Table 3 shows typical flows and purities.
Case 1 indicates that, despite allowing almost 14 LV % of C5+ material into the overhead product, the lowest attainable C4- concentration in the bottoms was 3.9 LV %. This high C4- content resulted in vapor pressures of 12 psi and greater.
The high C4- concentration in the stabilized LSR was causing significant vapor pressure blending problems. A study was initiated to determine the best means of reducing vapor pressure with only minor equipment modifications.

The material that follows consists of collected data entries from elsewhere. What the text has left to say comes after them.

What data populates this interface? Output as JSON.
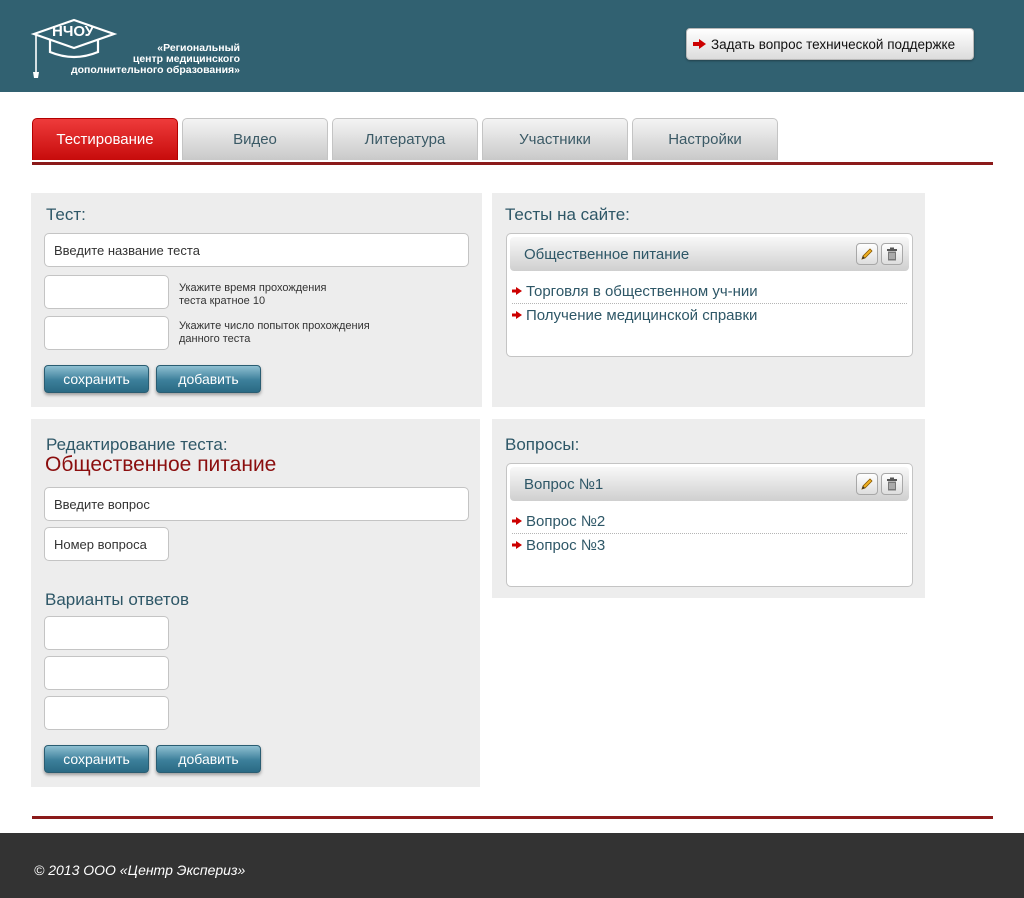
{
  "header": {
    "logo_abbr": "НЧОУ",
    "logo_line1": "«Региональный",
    "logo_line2": "центр медицинского",
    "logo_line3": "дополнительного образования»",
    "support_label": "Задать вопрос технической поддержке",
    "support_icon": "arrow-right-icon"
  },
  "tabs": [
    {
      "label": "Тестирование",
      "active": true
    },
    {
      "label": "Видео",
      "active": false
    },
    {
      "label": "Литература",
      "active": false
    },
    {
      "label": "Участники",
      "active": false
    },
    {
      "label": "Настройки",
      "active": false
    }
  ],
  "test_form": {
    "title": "Тест:",
    "name_placeholder": "Введите название теста",
    "time_hint_line1": "Укажите время прохождения",
    "time_hint_line2": "теста кратное 10",
    "attempts_hint_line1": "Укажите число попыток прохождения",
    "attempts_hint_line2": "данного теста",
    "save_label": "сохранить",
    "add_label": "добавить"
  },
  "tests_on_site": {
    "title": "Тесты на сайте:",
    "selected": "Общественное питание",
    "items": [
      "Торговля в общественном уч-нии",
      "Получение медицинской справки"
    ]
  },
  "edit_form": {
    "title": "Редактирование теста:",
    "test_name": "Общественное питание",
    "question_placeholder": "Введите вопрос",
    "number_placeholder": "Номер вопроса",
    "answers_title": "Варианты ответов",
    "save_label": "сохранить",
    "add_label": "добавить"
  },
  "questions": {
    "title": "Вопросы:",
    "selected": "Вопрос №1",
    "items": [
      "Вопрос №2",
      "Вопрос №3"
    ]
  },
  "footer": {
    "copyright": "© 2013 ООО «Центр Экспериз»"
  },
  "colors": {
    "header_bg": "#316171",
    "accent_red": "#8b1a1a",
    "tab_active": "#e02020",
    "text_teal": "#2e5767",
    "footer_bg": "#333333"
  }
}
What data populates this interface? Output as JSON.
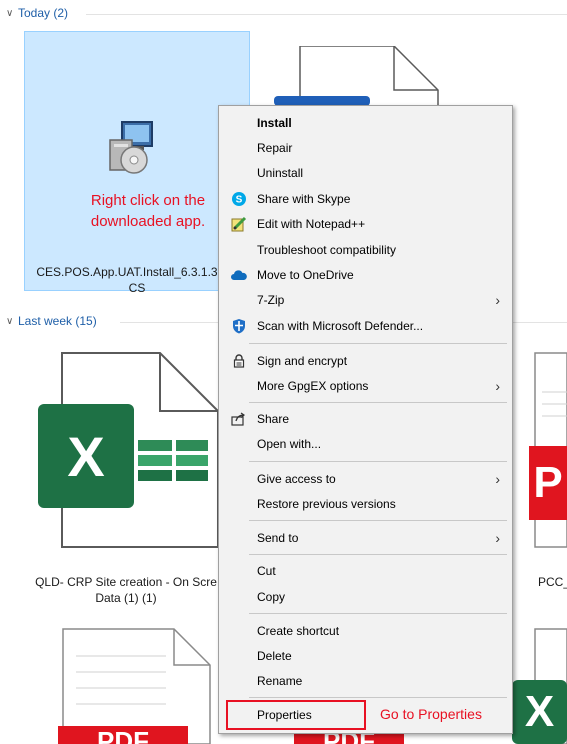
{
  "groups": {
    "today": "Today (2)",
    "last_week": "Last week (15)"
  },
  "files": {
    "installer_name_line1": "CES.POS.App.UAT.Install_6.3.1.331_",
    "installer_name_line2": "CS",
    "excel_name_line1": "QLD- CRP Site creation - On Scre",
    "excel_name_line2": "Data (1) (1)",
    "pcc_name": "PCC_",
    "excel_badge": "X",
    "pdf_badge": "P",
    "pdf_bottom_badge": "PDF"
  },
  "annotations": {
    "right_click_line1": "Right click on the",
    "right_click_line2": "downloaded app.",
    "go_to_properties": "Go to Properties"
  },
  "context_menu": {
    "install": "Install",
    "repair": "Repair",
    "uninstall": "Uninstall",
    "share_skype": "Share with Skype",
    "edit_notepad": "Edit with Notepad++",
    "troubleshoot": "Troubleshoot compatibility",
    "onedrive": "Move to OneDrive",
    "zip": "7-Zip",
    "defender": "Scan with Microsoft Defender...",
    "sign_encrypt": "Sign and encrypt",
    "gpgex": "More GpgEX options",
    "share": "Share",
    "open_with": "Open with...",
    "give_access": "Give access to",
    "restore": "Restore previous versions",
    "send_to": "Send to",
    "cut": "Cut",
    "copy": "Copy",
    "create_shortcut": "Create shortcut",
    "delete": "Delete",
    "rename": "Rename",
    "properties": "Properties"
  },
  "colors": {
    "accent": "#1f5fa8",
    "annotation_red": "#e81123",
    "selection": "#cce8ff",
    "excel_green": "#1e7145",
    "pdf_red": "#e0151f"
  }
}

Because the bottom portion of the tower was limiting, the study concentrated on increasing the temperature to which the feed is preheated. The tower had a feed/bottoms exchanger, but the feed still entered the column significantly subcooled.
The subcooling of the feed contributed to the bottom tray flooding limit. The subcooled feed had to be heated up to its bubble point using the heat supplied by the reboiler. Using the reboiler heat increased the traffic in the loaded bottom section of the tower.
Alternatively, additional feed preheating could be added externally to the tower, which would not increase the tower loadings. This higher preheating temperature could be achieved easily with another small feed/bottom exchanger.
Cases 2 and 3 in Table 3 illustrate the significant debottlenecking effect of additional feed preheat. Raising the feed preheating to 200° F reduced the amount of butanes in the bottoms by more than half. The vapor pressure decreased accordingly, from 12.1 psi in Case 1 to 11.1 psi in Case 2.
Fig. 4 shows the effect of the additional feed preheating on the bottoms RVP.
The refiner chose to increase the feed temperature to 200° F while the column separation was still not good, even at the higher preheating levels, the reduction in bottoms RVP was significant. (An RVP of 11.1 psi was achieved).
Additional feed preheating is not a panacea for all column debottlenecking. Preheating usually increases capacity only if the columns have subcooled feeds and are limited by reboiler duty or by tray flooding below the feed.
Additional feed preheating also reduces the energy efficiency of the tower. For a given amount of feed and reboiler duty, better separation is achieved if more duty is applied to the reboiler. If additional preheating is available through feed/bottoms exchange, however, the energy debit may become moot if the bottom heat were rejected against a utility.
As with any debottlenecking effort, all of the ancillary equipment must be checked. Additional feed preheating increases the loads on all of the equipment above the feed tray. Other debottlenecking options, such as high-capacity trays or packing, may be more suitable, depending on the individual circumstance.
All of these case studies had the common element of reducing the amount of butane and, hence, the vapor pressure of the gasoline blending pool. This is a common requirement in today’s refineries.
Sometimes the refinery goals can be met by judicious adjustment of operating parameters. Other times, equipment maintenance or new equipment may be required.
Operations and engineering reviews can provide options and solutions when new requirements or operating problems arise. There is no one right answer for all cases.
Joseph Musumeci is CEO of Ascent Engineering Inc., Houston. Before joining Ascent, he was vice-president of MPEC Inc. and worked as a process engineer for Amoco Oil Co. He is also a pilot. Musumeci has a BS in chemical engineering from Texas A&M University, and is a registered professional engineer in Texas.